Barkat began to speak about his partnership with companies and individuals in the tech sector, using data to enhance what he called “clustering” of culture and tourism to make Jerusalem a desirable destination. “Marketing Jerusalem is easy,” he said. “It has a 3,000-year-old brand.”
About 10 minutes into his speech, the protesters got up, stood together in a back corner of the room, waved their flags and began chanting “From the river to the sea, Palestine will be free,” “Hey Netanyahu, what do you say? How many kids have you killed today?” “Israel is a racist state” and more.
The event came to a standstill for a time, as Barkat conferred with Hillel staff and three campus security officers arrived. Calls from Hillel assistant director Rachel Nilson for protesters to take their seats went unheeded.
When protesters chanted, “You’re not welcome on this campus, we don’t want you on our campus,” Nilson, speaking into a microphone, replied, “We’re part of this campus.”
After about 20 minutes, Barkat gathered the students who came to listen closely around him in the corner of the room opposite the protesters. Sitting with them, he continued his talk, speaking into a microphone.
But the protesters came prepared with a portable sound system of their own. Barkat was almost inaudible, so students leaned in close to hear him.
Undeterred, Barkat engaged in a dialogue with the students. “Anyone who thinks that calls to violence and wild incitement will succeed in silencing us or deflecting us from our positions is seriously mistaken,” he said.
Later in the day, he tweeted: “We will not allow voices of hate to silence us. Will continue to build and develop #Jerusalem for all! Today @SFHillel”
Barkat left, as scheduled, at 3 p.m. as the protest leader proclaimed, “We kicked Nir Barkat off our campus.”
In a written statement to J., the university said the protesters “acted outside the bounds of respectful dialogue and in conflict with” multiple university regulations.
“I am concerned for the state of civil discourse on our campus,” university president Les Wong said in an April 7 letter to the SFSU community.
“The dean of students and university police will perform a full investigation of this incident to determine if any violations of campus policy occurred,” Wong wrote. “In addition, I am committed to examining the university’s planning and response mechanisms to better ensure that student events of this nature can occur unimpeded in the future.”
Wong’s letter came following a telephone conversation between Rabbi Marvin Hier, founder and dean of the Simon Wiesenthal Center in Los Angeles, and Garrett Ashley, vice chancellor of the California State University system. According to a statement from the Simon Wiesenthal Center, Hier urged an investigation of the incident and reminded the vice chancellor “that 10 pro-Palestinian students in 2011 were convicted in the infamous ‘Irvine 11’ case.” The Irvine 11 refers to a group of student protesters, 10 of whom were sentenced to three years’ probation for disrupting a speech by Israel’s then-ambassador Michael Oren at U.C. Irvine.

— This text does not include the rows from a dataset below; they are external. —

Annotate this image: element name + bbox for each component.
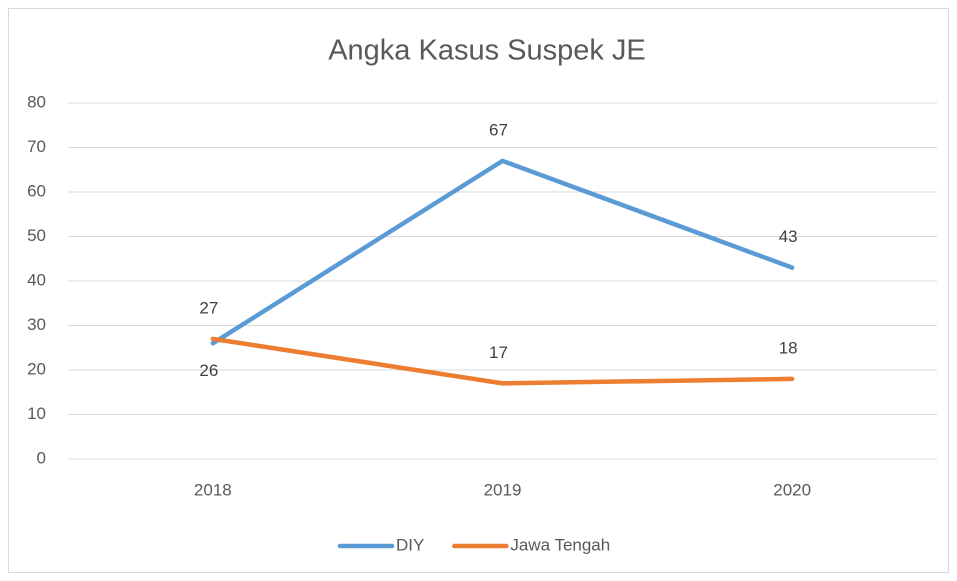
x-tick-label: 2020 bbox=[773, 480, 811, 499]
data-label: 67 bbox=[489, 120, 508, 139]
legend-label: DIY bbox=[396, 535, 424, 554]
y-tick-label: 20 bbox=[27, 359, 46, 378]
data-label: 18 bbox=[779, 338, 798, 357]
data-label: 27 bbox=[199, 298, 218, 317]
y-tick-label: 50 bbox=[27, 226, 46, 245]
y-tick-label: 80 bbox=[27, 92, 46, 111]
data-label: 43 bbox=[779, 227, 798, 246]
x-tick-label: 2019 bbox=[484, 480, 522, 499]
data-label: 17 bbox=[489, 343, 508, 362]
y-tick-label: 40 bbox=[27, 270, 46, 289]
chart-title: Angka Kasus Suspek JE bbox=[328, 35, 646, 67]
data-label: 26 bbox=[199, 361, 218, 380]
y-tick-label: 10 bbox=[27, 404, 46, 423]
legend-label: Jawa Tengah bbox=[510, 535, 610, 554]
x-tick-label: 2018 bbox=[194, 480, 232, 499]
series-line bbox=[210, 158, 795, 346]
y-tick-label: 70 bbox=[27, 137, 46, 156]
y-tick-label: 0 bbox=[37, 448, 46, 467]
series-line bbox=[210, 336, 795, 386]
y-tick-label: 30 bbox=[27, 315, 46, 334]
y-tick-label: 60 bbox=[27, 181, 46, 200]
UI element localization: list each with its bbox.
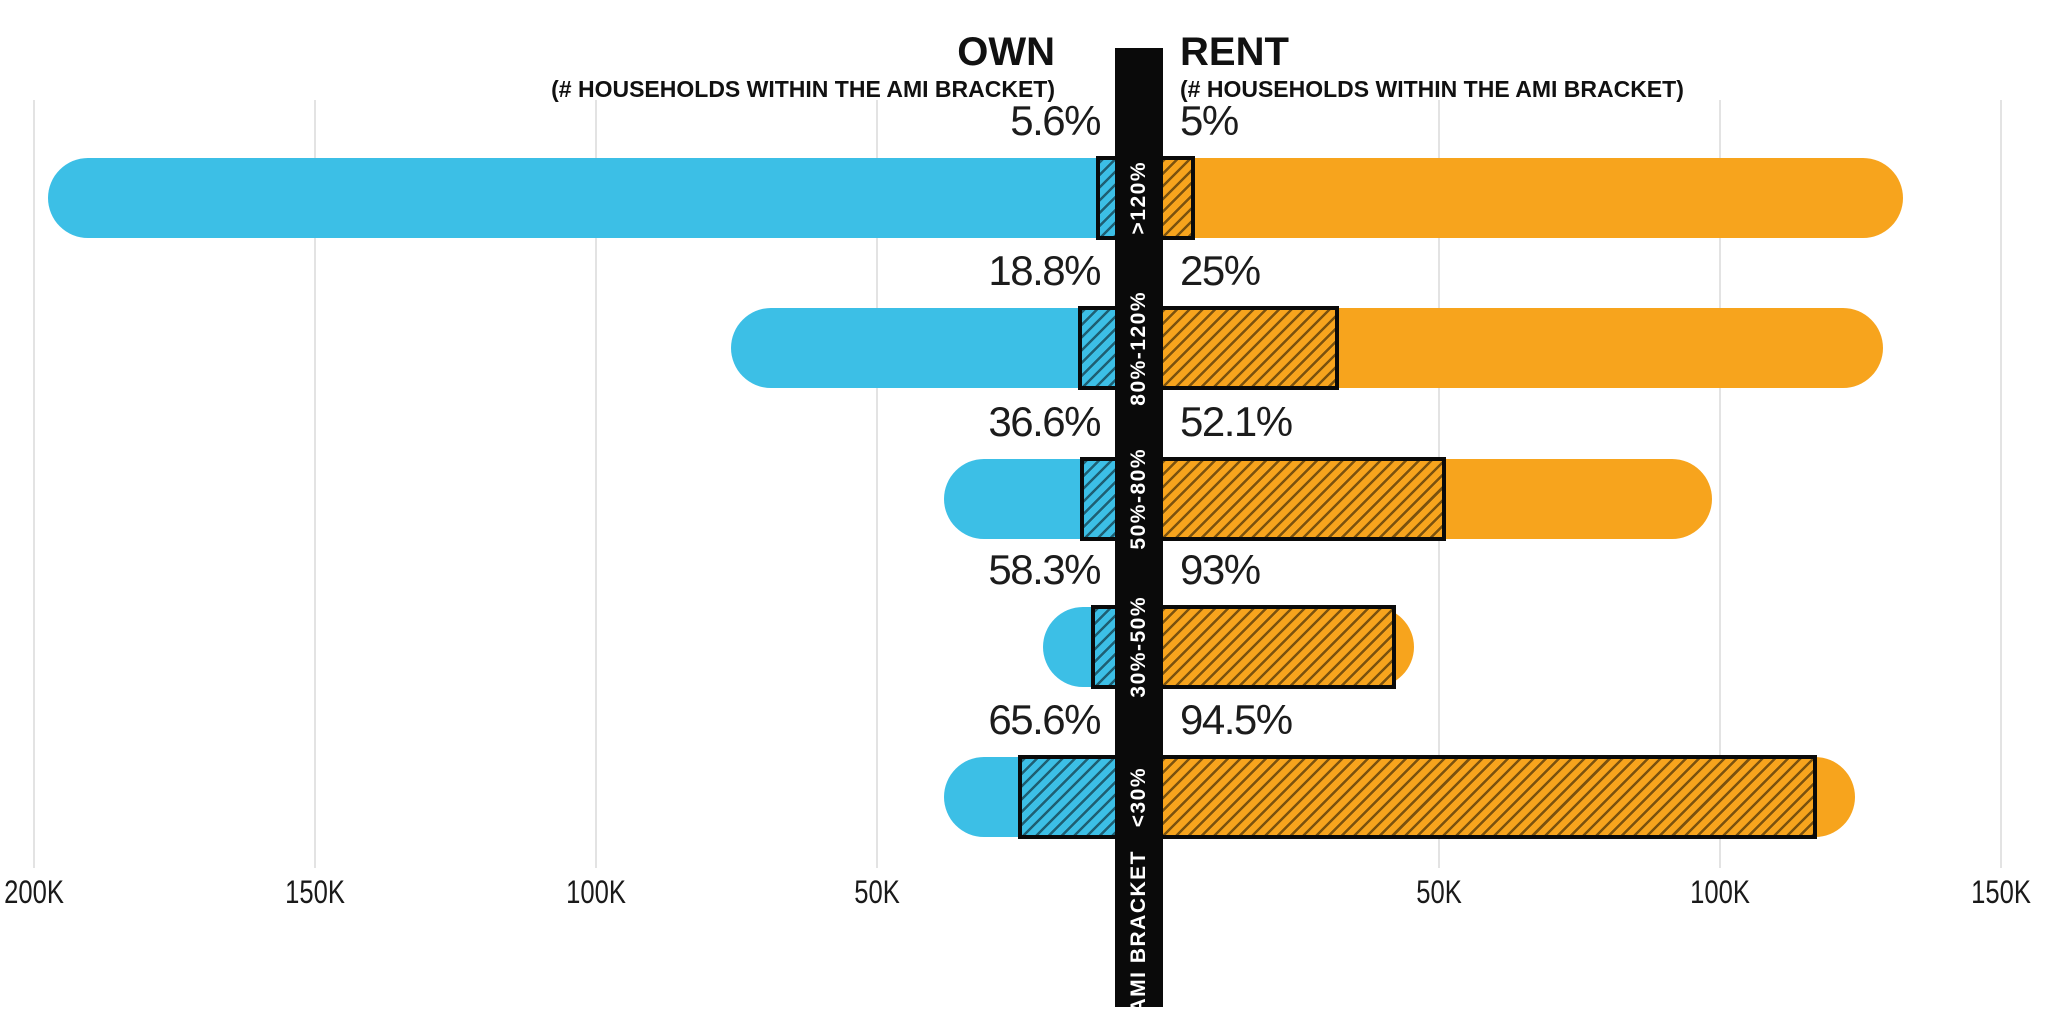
axis-tick-label: 200K	[4, 874, 64, 910]
rent-percent-label: 25%	[1180, 247, 1261, 294]
axis-tick-label: 150K	[1971, 874, 2031, 910]
category-label: <30%	[1115, 712, 1163, 882]
own-percent-label: 36.6%	[988, 398, 1101, 445]
axis-tick-label: 50K	[854, 874, 900, 910]
rent-bar	[1158, 158, 1903, 238]
category-label: 50%-80%	[1115, 414, 1163, 584]
rent-hatched-share	[1158, 306, 1340, 390]
rent-hatched-share	[1158, 755, 1817, 839]
gridline	[33, 100, 35, 868]
rent-percent-label: 52.1%	[1180, 398, 1293, 445]
center-band	[1115, 48, 1163, 1007]
rent-hatched-share	[1158, 457, 1447, 541]
category-label: 80%-120%	[1115, 263, 1163, 433]
category-label-text: <30%	[1127, 766, 1150, 828]
axis-tick-label: 50K	[1416, 874, 1462, 910]
rent-title: RENT	[1180, 30, 1289, 74]
gridline	[314, 100, 316, 868]
rent-percent-label: 5%	[1180, 97, 1239, 144]
own-percent-label: 58.3%	[988, 546, 1101, 593]
own-percent-label: 5.6%	[1010, 97, 1101, 144]
own-bar	[48, 158, 1158, 238]
axis-tick-label: 150K	[285, 874, 345, 910]
rent-percent-label: 94.5%	[1180, 696, 1293, 743]
gridline	[1719, 100, 1721, 868]
category-label-text: 30%-50%	[1127, 596, 1150, 698]
gridline	[876, 100, 878, 868]
rent-hatched-share	[1158, 605, 1396, 689]
axis-tick-label: 100K	[1690, 874, 1750, 910]
category-label: 30%-50%	[1115, 562, 1163, 732]
own-percent-label: 65.6%	[988, 696, 1101, 743]
gridline	[595, 100, 597, 868]
rent-percent-label: 93%	[1180, 546, 1261, 593]
category-label: >120%	[1115, 113, 1163, 283]
category-label-text: 80%-120%	[1127, 290, 1150, 406]
category-label-text: >120%	[1127, 161, 1150, 235]
own-percent-label: 18.8%	[988, 247, 1101, 294]
own-title: OWN	[957, 30, 1055, 74]
own-subtitle: (# HOUSEHOLDS WITHIN THE AMI BRACKET)	[551, 76, 1055, 102]
rent-subtitle: (# HOUSEHOLDS WITHIN THE AMI BRACKET)	[1180, 76, 1684, 102]
axis-tick-label: 100K	[566, 874, 626, 910]
gridline	[2000, 100, 2002, 868]
category-label-text: 50%-80%	[1127, 448, 1150, 550]
rent-hatched-share	[1158, 156, 1196, 240]
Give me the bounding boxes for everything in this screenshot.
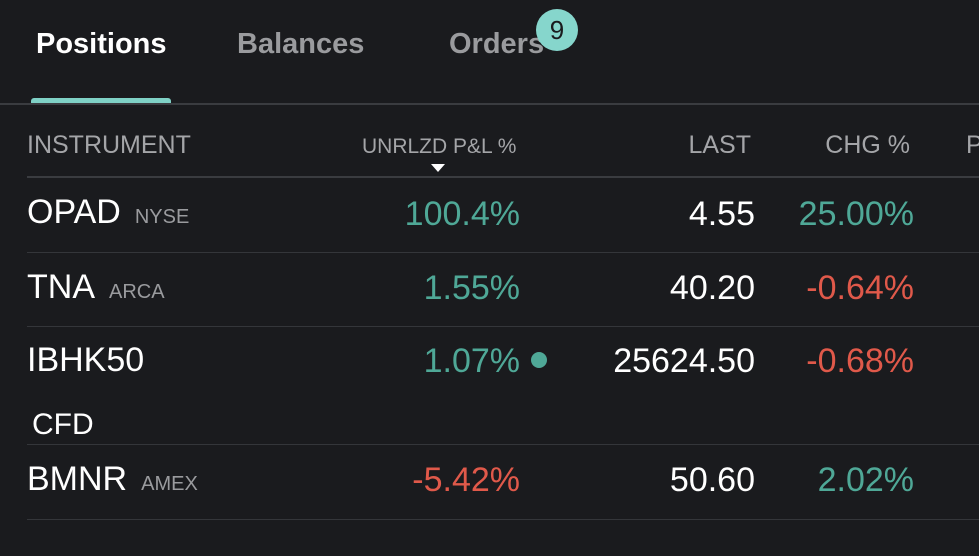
last-price-value: 40.20 <box>669 269 755 307</box>
instrument-type-label: CFD <box>32 408 94 441</box>
unrealized-pnl-value: 1.07% <box>423 342 520 380</box>
symbol-text: TNA <box>27 268 95 306</box>
tab-positions[interactable]: Positions <box>36 28 167 60</box>
exchange-label: ARCA <box>109 281 165 303</box>
market-open-dot-icon <box>531 352 547 368</box>
last-price-value: 50.60 <box>669 461 755 499</box>
column-header-change-percent[interactable]: CHG % <box>825 131 910 159</box>
header-divider <box>27 176 979 178</box>
change-percent-value: 25.00% <box>798 195 914 233</box>
last-price-value: 4.55 <box>688 195 755 233</box>
instrument-symbol: OPAD NYSE <box>27 193 189 232</box>
table-row[interactable]: OPAD NYSE 100.4% 4.55 25.00% <box>0 178 979 253</box>
orders-count-badge: 9 <box>536 9 578 51</box>
exchange-label: NYSE <box>134 206 190 228</box>
tab-balances[interactable]: Balances <box>237 28 365 60</box>
column-header-last[interactable]: LAST <box>688 131 751 159</box>
row-divider <box>27 519 979 520</box>
table-row[interactable]: TNA ARCA 1.55% 40.20 -0.64% <box>0 253 979 327</box>
column-header-unrealized-pnl[interactable]: UNRLZD P&L % <box>362 135 517 158</box>
change-percent-value: -0.68% <box>806 342 914 380</box>
unrealized-pnl-value: -5.42% <box>412 461 520 499</box>
column-header-partial[interactable]: P <box>966 131 979 159</box>
row-divider <box>27 444 979 445</box>
instrument-symbol: IBHK50 <box>27 341 145 379</box>
unrealized-pnl-value: 100.4% <box>404 195 520 233</box>
change-percent-value: -0.64% <box>806 269 914 307</box>
last-price-value: 25624.50 <box>613 342 755 380</box>
table-row[interactable]: IBHK50 1.07% 25624.50 -0.68% CFD <box>0 327 979 445</box>
row-divider <box>27 326 979 327</box>
tab-bar: Positions Balances Orders 9 <box>0 0 979 105</box>
sort-descending-icon <box>431 164 445 172</box>
active-tab-indicator <box>31 98 171 103</box>
instrument-symbol: BMNR AMEX <box>27 460 198 499</box>
change-percent-value: 2.02% <box>817 461 914 499</box>
tab-orders[interactable]: Orders <box>449 28 545 60</box>
exchange-label: AMEX <box>141 473 198 495</box>
symbol-text: BMNR <box>27 460 128 498</box>
column-header-instrument[interactable]: INSTRUMENT <box>27 131 191 159</box>
symbol-text: OPAD <box>27 193 121 231</box>
unrealized-pnl-value: 1.55% <box>423 269 520 307</box>
row-divider <box>27 252 979 253</box>
instrument-symbol: TNA ARCA <box>27 268 165 307</box>
table-row[interactable]: BMNR AMEX -5.42% 50.60 2.02% <box>0 445 979 520</box>
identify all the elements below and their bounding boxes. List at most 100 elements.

An April 7 letter to Wong from S.F. Hillel executive director Ollie Benn, Hillel International CEO and president Eric Fingerhut and S.F. Hillel faculty adviser Marc Dollinger expressed disappointment with “the way in which SFSU failed to provide Mayor Nir Barkat, and more critically, the SFSU students, a safe forum that would uphold the rights and standards of free speech, academic freedom and academic responsibility on campus.”
A joint April 8 statement from the S.F.-based Jewish Community Federation, the Jewish Community Relations Council and the Jewish Federation of the East Bay said they “strongly condemn efforts by anti-Israel activists to censor the speech of others.” They praised Wong’s “clear statement of support for an environment conducive to the free exchange of ideas” and his promise of an investigation.
In a statement from the Anti-Defamation League, Central Pacific regional director Seth Brysk also hailed Wong “for standing up for the principles of free speech and the importance of an unfettered exchange of ideas.”
The General Union of Palestine Students at SFSU didn’t respond to emails seeking comment on Wong’s letter.